The latest forecast by the Automotive Composites Alliance predicts composites use will rise by 34% from 350 million lbs. in 2001 to 467 million lbs. by 2004. That outpaces the 7% annual growth rate expected for aluminum, a material often in the spotlight because of its high profile battle with steel.

“The use of thermoset composites by automakers has nearly doubled in the last decade, largely because composites have increasingly been chosen by automakers to replace steel for body panels and structural components,” says Mike Dorney, ACA chairman and vice president of sales and marketing for The Budd Co.'s Plastics Div.
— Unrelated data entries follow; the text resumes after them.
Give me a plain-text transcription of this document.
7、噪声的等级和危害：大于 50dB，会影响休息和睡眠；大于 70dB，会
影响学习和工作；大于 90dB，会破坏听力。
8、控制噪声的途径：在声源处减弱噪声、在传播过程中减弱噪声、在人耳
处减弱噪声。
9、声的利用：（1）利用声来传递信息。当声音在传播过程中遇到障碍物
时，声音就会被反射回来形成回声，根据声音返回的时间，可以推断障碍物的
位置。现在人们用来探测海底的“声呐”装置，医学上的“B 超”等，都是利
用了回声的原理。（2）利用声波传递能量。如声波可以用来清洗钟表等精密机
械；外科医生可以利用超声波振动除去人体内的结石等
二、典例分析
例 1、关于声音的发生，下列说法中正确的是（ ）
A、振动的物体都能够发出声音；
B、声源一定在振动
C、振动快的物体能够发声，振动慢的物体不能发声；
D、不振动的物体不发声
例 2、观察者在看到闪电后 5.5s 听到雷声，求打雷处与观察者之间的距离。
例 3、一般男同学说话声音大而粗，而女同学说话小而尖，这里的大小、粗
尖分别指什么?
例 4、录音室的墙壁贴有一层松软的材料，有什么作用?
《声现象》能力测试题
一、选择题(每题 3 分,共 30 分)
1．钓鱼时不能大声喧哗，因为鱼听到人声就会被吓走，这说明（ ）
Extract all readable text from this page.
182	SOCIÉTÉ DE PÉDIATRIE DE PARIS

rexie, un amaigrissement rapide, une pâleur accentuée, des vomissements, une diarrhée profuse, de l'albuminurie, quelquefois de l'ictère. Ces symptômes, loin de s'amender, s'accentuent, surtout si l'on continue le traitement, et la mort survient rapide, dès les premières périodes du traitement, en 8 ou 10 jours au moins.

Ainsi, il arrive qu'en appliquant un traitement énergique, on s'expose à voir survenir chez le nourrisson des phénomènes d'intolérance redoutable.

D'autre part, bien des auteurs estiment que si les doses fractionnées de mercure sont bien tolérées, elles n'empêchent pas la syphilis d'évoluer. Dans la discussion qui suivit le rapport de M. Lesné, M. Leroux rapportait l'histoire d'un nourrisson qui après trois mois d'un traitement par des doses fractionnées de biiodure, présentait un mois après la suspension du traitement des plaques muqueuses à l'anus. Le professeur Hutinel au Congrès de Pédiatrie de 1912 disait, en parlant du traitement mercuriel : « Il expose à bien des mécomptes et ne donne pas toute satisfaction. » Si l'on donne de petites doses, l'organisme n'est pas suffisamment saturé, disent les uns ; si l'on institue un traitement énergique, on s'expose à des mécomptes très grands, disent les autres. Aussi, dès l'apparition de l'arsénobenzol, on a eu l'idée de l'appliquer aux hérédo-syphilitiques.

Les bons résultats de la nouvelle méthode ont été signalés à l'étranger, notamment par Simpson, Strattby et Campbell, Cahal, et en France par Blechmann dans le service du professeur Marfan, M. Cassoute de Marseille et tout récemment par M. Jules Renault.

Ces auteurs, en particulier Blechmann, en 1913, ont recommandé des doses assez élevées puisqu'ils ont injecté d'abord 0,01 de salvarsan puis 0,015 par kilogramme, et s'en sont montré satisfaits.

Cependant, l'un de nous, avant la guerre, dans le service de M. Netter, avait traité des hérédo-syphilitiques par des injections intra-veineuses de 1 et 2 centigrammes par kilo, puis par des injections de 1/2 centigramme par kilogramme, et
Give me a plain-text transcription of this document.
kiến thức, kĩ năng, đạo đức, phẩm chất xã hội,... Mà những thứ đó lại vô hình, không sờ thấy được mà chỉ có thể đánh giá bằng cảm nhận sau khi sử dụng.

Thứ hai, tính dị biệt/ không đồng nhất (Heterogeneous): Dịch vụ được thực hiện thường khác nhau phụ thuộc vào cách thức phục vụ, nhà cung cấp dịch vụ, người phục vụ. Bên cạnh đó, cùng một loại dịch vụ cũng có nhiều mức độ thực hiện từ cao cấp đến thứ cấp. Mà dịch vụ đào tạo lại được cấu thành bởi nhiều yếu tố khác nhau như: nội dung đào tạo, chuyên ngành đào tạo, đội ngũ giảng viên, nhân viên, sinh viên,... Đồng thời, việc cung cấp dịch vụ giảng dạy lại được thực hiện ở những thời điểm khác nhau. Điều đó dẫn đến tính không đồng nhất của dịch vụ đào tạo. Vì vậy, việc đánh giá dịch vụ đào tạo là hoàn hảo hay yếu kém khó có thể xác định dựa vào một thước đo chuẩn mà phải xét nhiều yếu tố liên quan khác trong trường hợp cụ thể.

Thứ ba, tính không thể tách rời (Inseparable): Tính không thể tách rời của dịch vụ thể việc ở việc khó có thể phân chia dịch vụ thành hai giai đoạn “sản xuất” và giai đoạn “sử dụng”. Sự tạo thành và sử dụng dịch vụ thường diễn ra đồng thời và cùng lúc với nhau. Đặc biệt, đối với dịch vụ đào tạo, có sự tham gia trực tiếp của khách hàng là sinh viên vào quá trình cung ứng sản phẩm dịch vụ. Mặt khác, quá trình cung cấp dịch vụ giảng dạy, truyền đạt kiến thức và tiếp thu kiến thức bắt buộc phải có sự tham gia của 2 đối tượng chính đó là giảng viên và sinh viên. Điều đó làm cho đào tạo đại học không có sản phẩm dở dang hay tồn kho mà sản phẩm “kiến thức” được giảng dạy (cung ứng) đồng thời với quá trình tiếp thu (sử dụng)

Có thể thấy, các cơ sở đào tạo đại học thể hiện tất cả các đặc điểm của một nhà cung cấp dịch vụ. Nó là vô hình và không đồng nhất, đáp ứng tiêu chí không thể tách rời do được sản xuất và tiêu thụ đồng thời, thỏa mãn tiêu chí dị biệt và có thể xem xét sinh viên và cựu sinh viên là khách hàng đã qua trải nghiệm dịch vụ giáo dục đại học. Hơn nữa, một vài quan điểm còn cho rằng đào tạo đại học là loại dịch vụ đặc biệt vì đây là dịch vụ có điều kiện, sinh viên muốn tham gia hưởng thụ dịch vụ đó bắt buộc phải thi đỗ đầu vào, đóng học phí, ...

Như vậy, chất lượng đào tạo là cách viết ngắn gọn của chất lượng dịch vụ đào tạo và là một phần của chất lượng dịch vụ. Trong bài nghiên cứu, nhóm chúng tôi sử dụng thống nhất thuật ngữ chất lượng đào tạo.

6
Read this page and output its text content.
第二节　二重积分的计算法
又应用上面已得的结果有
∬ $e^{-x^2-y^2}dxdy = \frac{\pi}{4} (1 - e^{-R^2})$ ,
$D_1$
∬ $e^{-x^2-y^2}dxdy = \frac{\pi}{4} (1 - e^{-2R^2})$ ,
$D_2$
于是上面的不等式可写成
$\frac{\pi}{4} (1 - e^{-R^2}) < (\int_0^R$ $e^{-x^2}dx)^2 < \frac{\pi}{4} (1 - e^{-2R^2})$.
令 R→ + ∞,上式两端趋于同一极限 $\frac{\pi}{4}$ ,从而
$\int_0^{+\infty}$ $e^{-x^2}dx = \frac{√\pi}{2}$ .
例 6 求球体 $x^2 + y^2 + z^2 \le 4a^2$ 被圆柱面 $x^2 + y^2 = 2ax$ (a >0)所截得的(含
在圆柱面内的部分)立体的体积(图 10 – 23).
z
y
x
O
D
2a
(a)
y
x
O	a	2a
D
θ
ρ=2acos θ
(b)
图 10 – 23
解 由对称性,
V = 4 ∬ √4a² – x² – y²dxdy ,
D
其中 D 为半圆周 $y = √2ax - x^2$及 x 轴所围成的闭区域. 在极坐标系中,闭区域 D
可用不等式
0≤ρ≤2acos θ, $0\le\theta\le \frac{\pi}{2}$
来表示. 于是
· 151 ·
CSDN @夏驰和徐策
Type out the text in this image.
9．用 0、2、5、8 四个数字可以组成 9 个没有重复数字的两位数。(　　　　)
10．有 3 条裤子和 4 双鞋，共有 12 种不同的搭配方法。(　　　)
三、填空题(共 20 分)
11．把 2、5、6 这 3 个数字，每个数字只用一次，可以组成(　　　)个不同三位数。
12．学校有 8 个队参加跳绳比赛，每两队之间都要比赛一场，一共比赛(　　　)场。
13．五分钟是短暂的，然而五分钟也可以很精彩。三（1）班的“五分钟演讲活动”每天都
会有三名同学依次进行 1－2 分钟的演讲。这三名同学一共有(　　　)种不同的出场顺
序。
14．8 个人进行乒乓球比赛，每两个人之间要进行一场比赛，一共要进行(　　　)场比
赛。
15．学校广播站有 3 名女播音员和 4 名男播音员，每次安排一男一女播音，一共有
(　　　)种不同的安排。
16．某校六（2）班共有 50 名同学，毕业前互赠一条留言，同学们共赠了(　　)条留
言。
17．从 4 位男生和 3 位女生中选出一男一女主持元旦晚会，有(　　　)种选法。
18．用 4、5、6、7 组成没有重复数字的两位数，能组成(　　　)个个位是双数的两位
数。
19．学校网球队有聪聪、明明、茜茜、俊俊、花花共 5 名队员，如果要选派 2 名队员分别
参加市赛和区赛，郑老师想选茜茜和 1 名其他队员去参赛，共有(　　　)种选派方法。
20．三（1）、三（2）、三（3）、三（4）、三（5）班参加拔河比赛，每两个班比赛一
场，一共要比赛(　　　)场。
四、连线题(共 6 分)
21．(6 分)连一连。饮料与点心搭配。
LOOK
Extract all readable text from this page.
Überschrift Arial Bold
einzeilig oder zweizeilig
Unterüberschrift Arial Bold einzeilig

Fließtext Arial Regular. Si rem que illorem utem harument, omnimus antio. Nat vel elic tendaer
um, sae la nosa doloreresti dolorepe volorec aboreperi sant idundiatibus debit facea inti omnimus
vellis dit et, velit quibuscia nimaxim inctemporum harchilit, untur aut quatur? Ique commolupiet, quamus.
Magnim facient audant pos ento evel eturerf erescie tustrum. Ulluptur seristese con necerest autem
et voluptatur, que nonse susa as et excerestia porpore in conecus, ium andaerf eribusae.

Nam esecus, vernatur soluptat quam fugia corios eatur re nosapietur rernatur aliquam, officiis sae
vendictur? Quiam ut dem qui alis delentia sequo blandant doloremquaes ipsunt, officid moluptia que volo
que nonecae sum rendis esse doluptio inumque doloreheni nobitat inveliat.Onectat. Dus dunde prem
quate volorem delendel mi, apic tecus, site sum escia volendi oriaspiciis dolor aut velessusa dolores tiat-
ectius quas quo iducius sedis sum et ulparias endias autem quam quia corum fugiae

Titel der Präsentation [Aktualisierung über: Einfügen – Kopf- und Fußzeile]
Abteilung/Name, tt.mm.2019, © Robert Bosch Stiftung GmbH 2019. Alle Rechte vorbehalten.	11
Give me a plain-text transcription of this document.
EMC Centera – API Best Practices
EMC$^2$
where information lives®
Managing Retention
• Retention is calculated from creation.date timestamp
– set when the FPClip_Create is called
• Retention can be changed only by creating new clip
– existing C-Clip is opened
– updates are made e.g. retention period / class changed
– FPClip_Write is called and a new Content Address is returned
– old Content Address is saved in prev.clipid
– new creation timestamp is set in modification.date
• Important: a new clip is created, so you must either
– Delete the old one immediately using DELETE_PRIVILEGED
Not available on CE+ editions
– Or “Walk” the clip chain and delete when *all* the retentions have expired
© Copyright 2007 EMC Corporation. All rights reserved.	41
The significant growth is largely due to composites finally being used for pickup box applications. But composites are expected to make serious gains in other automotive uses, including hoods, decklids and fenders. Driving demand is the trend toward differentiating vehicles, more lightweight components to improve fuel economy and better dent- and corrosion resistance. Pickup boxes are a prime example. A composite pickup box is about 70 lbs. (32 kg) lighter than a steel cargo box, is more durable and allows for unique designs such as storage compartments along the walls and one-piece contoured flare sides.

The future of composites is promising. But challenges remain. Composites often can't match steel and aluminum in appearance, especially reflection clarity, with the technologies currently being used. General Motors Corp. is facing this problem with its Pro-Tec composite pickup box technology. The automaker several times has delayed the debut of an industry-first fullsize composite pickup box on its fleet-size Chevy Silverado because of a surface anomaly on the fenders known as “wavy” which is exposed in quality tests by shining a fluorescent light against the composite part. “It's mainly a process issue,” explains a GM spokesman. “We're seeing a certain level of variation in our processes. We're working to smooth that out so the variation is reduced to acceptable levels.”

GM hopes to have Pro-Tec in production by summertime, almost a year later than planned. Despite the setbacks, GM says it remains committed to the project. And it apparently hasn't discouraged Toyota Motor Corp., Nissan Motor Co. Ltd. and DaimlerChrysler Corp. either; the three automakers are said to working on composite pickup programs.